Participants were randomised (1:1) to receive the PROVIDE model (n=187) or usual care (n=189). Usual care was provided by GPs through interventions such as brief counselling and psychotropic medication prescriptions and may or may not have included referrals to mental health specialists. The PROVIDE model comprised transdiagnostic treatment provided through five real-time video sessions between the patient at the primary care practice and a mental health specialist at an offsite location.
The primary outcome was the absolute change in the mean severity of depressive and anxiety symptoms measured using the patient health questionnaire anxiety and depression scale (PHQ-ADS) at six months, in the intention-to-treat population. Secondary outcomes, measured at six and 12 months, included PHQ-ADS subscores, psychological distress related to somatic symptoms, recovery, health related quality of life, quality and patient centredness of chronic illness care, and adverse events.
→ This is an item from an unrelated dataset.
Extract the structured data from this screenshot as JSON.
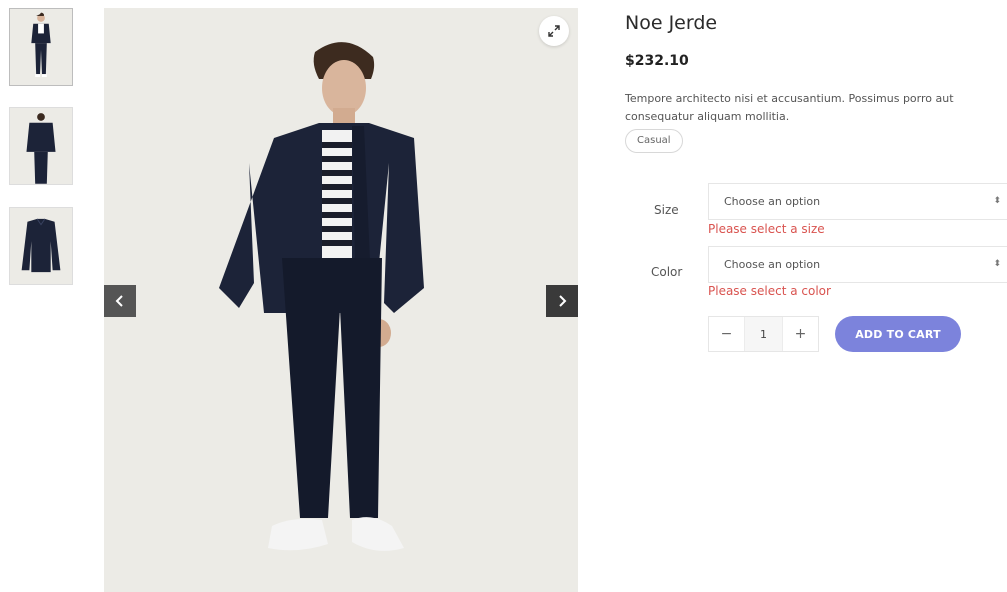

Between 24 March 2020 and 23 November 2021, 376 patients were randomised into treatment groups. Mean age was 45 years (standard deviation (SD) 14), 63% of the participants were female, and mean PHQ-ADS-score was 26 points (SD 7.6). Compared with usual care, the PROVIDE intervention led to improvements in severity of depressive and anxiety symptom (adjusted mean change difference in the PHQ-ADS score -2.4 points (95% confidence interval -4.5 to -0.4), P=0.02) at six months. The effects were sustained at 12 months (-2.9 (-5.0 to -0.7), P<0.01). No serious adverse events were reported in either group.
Through relatively low intensity treatment, the PROVIDE model led to a decrease in depressive and anxiety symptoms with small effects in the short and long term. Depression and anxiety disorders are prevalent and therefore the small effect might cumulatively impact on population health in this population.
ClinicalTrials.gov NCT04316572.
评估综合心理健康视频咨询方法(PROVIDE 模型)是否可以改善在初级保健中就诊的抑郁和焦虑障碍成年人的症状,与常规护理相比。
评估者设盲,多中心,随机对照试验(PROVIDE-C)。
德国 29 家初级保健机构,通过一个试验中心远程在线进行。
376 名年龄在 18-81 岁之间的成年人,他们因抑郁或焦虑或两者兼而有就诊于他们的全科医生。
参与者被随机(1:1)分配接受 PROVIDE 模型(n=187)或常规护理(n=189)。常规护理由全科医生通过短暂咨询和精神药物处方等干预措施提供,可能包括也可能不包括向心理健康专家转诊。PROVIDE 模型包括通过患者在初级保健机构和异地的心理健康专家之间的五次实时视频会话提供的跨诊断治疗。
主要结局是在六个月时使用患者健康问卷焦虑和抑郁量表(PHQ-ADS)测量的抑郁和焦虑症状严重程度的绝对变化,这是在意向治疗人群中进行的。次要结局在六个月和十二个月时进行测量,包括 PHQ-ADS 子评分、与躯体症状相关的心理困扰、恢复、健康相关生活质量、慢性病护理的质量和以患者为中心程度,以及不良事件。
在 2020 年 3 月 24 日至 2021 年 11 月 23 日期间,376 名患者被随机分配到治疗组。平均年龄为 45 岁(标准差(SD)14),63%的参与者为女性,平均 PHQ-ADS 评分 26 分(SD7.6)。与常规护理相比,PROVIDE 干预在六个月时导致抑郁和焦虑症状严重程度的改善(调整后的平均差异变化 PHQ-ADS 评分-2.4 分(95%置信区间-4.5 至-0.4),P=0.02)。在 12 个月时,效果仍然持续(-2.9(-5.0 至-0.7),P<0.01)。两组均未报告严重不良事件。
通过相对低强度的治疗,PROVIDE 模型导致抑郁和焦虑症状的减少,短期和长期都有较小的效果。抑郁和焦虑障碍很普遍,因此,在该人群中,这种小的效果可能会累积影响人群健康。
ClinicalTrials.gov NCT04316572。